Whether you’re being hired from within or switching organizations altogether, transitioning into a new leadership role can be extremely daunting—a valid reaction considering a large portion of new leaders end up leaving their positions within their first two years on the job.
But why do such proficient, well-respected individuals have such trouble staying afloat in their new leadership roles? Unfortunately, many transitioning leaders are set up for failure from the get-go because there’s a significant disconnect between what new leaders plan to accomplish and what actions actually expected of them.
Recently onboarded leaders should focus on these 5 essential check-list items to best address the common hurdles experienced throughout the transitional period:
- Develop and share an inspiring vision. To be a great leader, you must learn how to inspire others — helping them to both understand and support your organization’s vision. Specifically for nonprofits, developing a powerful mission and a clear path toward achieving mission objectives will inspire others to commit to their assigned priorities.

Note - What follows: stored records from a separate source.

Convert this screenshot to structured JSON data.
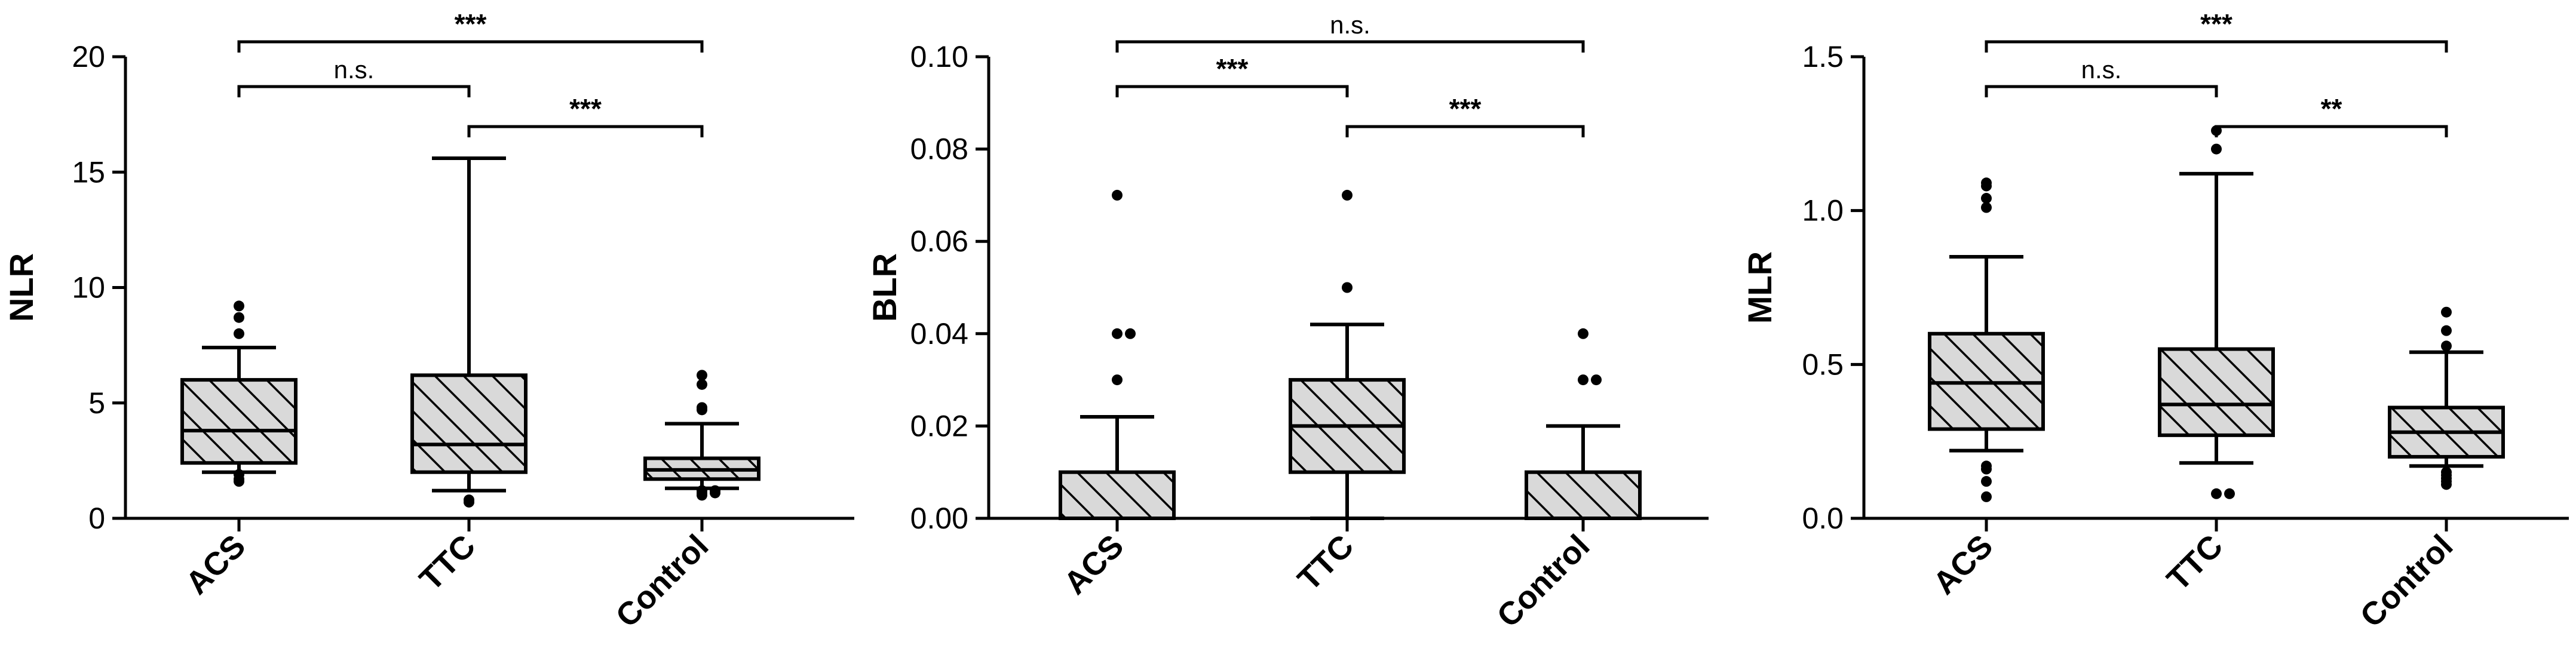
{
  "colors": {
    "box_fill": "#d9d9d9",
    "stroke": "#000000",
    "background": "#ffffff"
  },
  "chart_data": [
    {
      "type": "box",
      "ylabel": "NLR",
      "categories": [
        "ACS",
        "TTC",
        "Control"
      ],
      "ylim": [
        0,
        20
      ],
      "yticks": [
        "0",
        "5",
        "10",
        "15",
        "20"
      ],
      "boxes": [
        {
          "category": "ACS",
          "whisker_low": 2.0,
          "q1": 2.4,
          "median": 3.8,
          "q3": 6.0,
          "whisker_high": 7.4,
          "outliers": [
            1.6,
            1.7,
            1.9,
            8.0,
            8.7,
            9.2
          ]
        },
        {
          "category": "TTC",
          "whisker_low": 1.2,
          "q1": 2.0,
          "median": 3.2,
          "q3": 6.2,
          "whisker_high": 15.6,
          "outliers": [
            0.7,
            0.8
          ]
        },
        {
          "category": "Control",
          "whisker_low": 1.3,
          "q1": 1.7,
          "median": 2.1,
          "q3": 2.6,
          "whisker_high": 4.1,
          "outliers": [
            1.0,
            1.1,
            1.1,
            1.2,
            1.2,
            4.7,
            4.8,
            5.8,
            6.2
          ]
        }
      ],
      "comparisons": [
        {
          "pair": [
            "ACS",
            "TTC"
          ],
          "label": "n.s."
        },
        {
          "pair": [
            "TTC",
            "Control"
          ],
          "label": "***"
        },
        {
          "pair": [
            "ACS",
            "Control"
          ],
          "label": "***"
        }
      ]
    },
    {
      "type": "box",
      "ylabel": "BLR",
      "categories": [
        "ACS",
        "TTC",
        "Control"
      ],
      "ylim": [
        0,
        0.1
      ],
      "yticks": [
        "0.00",
        "0.02",
        "0.04",
        "0.06",
        "0.08",
        "0.10"
      ],
      "boxes": [
        {
          "category": "ACS",
          "whisker_low": 0.0,
          "q1": 0.0,
          "median": 0.0,
          "q3": 0.01,
          "whisker_high": 0.022,
          "outliers": [
            0.03,
            0.04,
            0.04,
            0.07
          ]
        },
        {
          "category": "TTC",
          "whisker_low": 0.0,
          "q1": 0.01,
          "median": 0.02,
          "q3": 0.03,
          "whisker_high": 0.042,
          "outliers": [
            0.05,
            0.07
          ]
        },
        {
          "category": "Control",
          "whisker_low": 0.0,
          "q1": 0.0,
          "median": 0.0,
          "q3": 0.01,
          "whisker_high": 0.02,
          "outliers": [
            0.03,
            0.03,
            0.04
          ]
        }
      ],
      "comparisons": [
        {
          "pair": [
            "ACS",
            "TTC"
          ],
          "label": "***"
        },
        {
          "pair": [
            "TTC",
            "Control"
          ],
          "label": "***"
        },
        {
          "pair": [
            "ACS",
            "Control"
          ],
          "label": "n.s."
        }
      ]
    },
    {
      "type": "box",
      "ylabel": "MLR",
      "categories": [
        "ACS",
        "TTC",
        "Control"
      ],
      "ylim": [
        0,
        1.5
      ],
      "yticks": [
        "0.0",
        "0.5",
        "1.0",
        "1.5"
      ],
      "boxes": [
        {
          "category": "ACS",
          "whisker_low": 0.22,
          "q1": 0.29,
          "median": 0.44,
          "q3": 0.6,
          "whisker_high": 0.85,
          "outliers": [
            0.07,
            0.12,
            0.16,
            0.17,
            1.01,
            1.04,
            1.08,
            1.09
          ]
        },
        {
          "category": "TTC",
          "whisker_low": 0.18,
          "q1": 0.27,
          "median": 0.37,
          "q3": 0.55,
          "whisker_high": 1.12,
          "outliers": [
            0.08,
            0.08,
            1.2,
            1.26
          ]
        },
        {
          "category": "Control",
          "whisker_low": 0.17,
          "q1": 0.2,
          "median": 0.28,
          "q3": 0.36,
          "whisker_high": 0.54,
          "outliers": [
            0.11,
            0.12,
            0.13,
            0.14,
            0.15,
            0.56,
            0.61,
            0.67
          ]
        }
      ],
      "comparisons": [
        {
          "pair": [
            "ACS",
            "TTC"
          ],
          "label": "n.s."
        },
        {
          "pair": [
            "TTC",
            "Control"
          ],
          "label": "**"
        },
        {
          "pair": [
            "ACS",
            "Control"
          ],
          "label": "***"
        }
      ]
    }
  ]
}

- Recognize what others expect of you. One of the biggest downfalls for new leaders is basing their goals off of assumptions. Rather than guessing what is expected of you, take initiative and explicitly ask key stakeholders what their expectations are. Have one-one one conversations with your fellow leaders to better identify organizational priorities, so you have a clearer idea of how your role will lend itself to achieving big-picture objectives.
- Tweak your leadership style when necessary. Your leadership formula is not necessarily one-size-fits-all. Observe how your employees interact, what sparks their interest, how day-to-day operations run, and then adjust your management style to fit these current circumstances. Your team will appreciate the fact that you’ve taken the time to learn and absorb the company culture.
- Create a sense of reciprocated trust amongst the team. In order to nurture a high-performing team, you must first cultivate relationships with your employees as they are your greatest support system—providing you information, resources and guidance. Building these durable relationships, based on mutual trust, will make your job that much easier (and more enjoyable).
- Help generate meaningful, measurable results. Simply put, new leaders are brought onboard to strengthen an organization and bring about results. Generating results that align with stakeholders’ expectations, and are made visible to your team, will help you develop a track record and ultimately showcase your leadership capabilities.
Although certain tactics might have been effective at one’s previous job, learning how to adjust leadership methods to cultivate new relationships and create sustainable organizational change is critical for long-term success.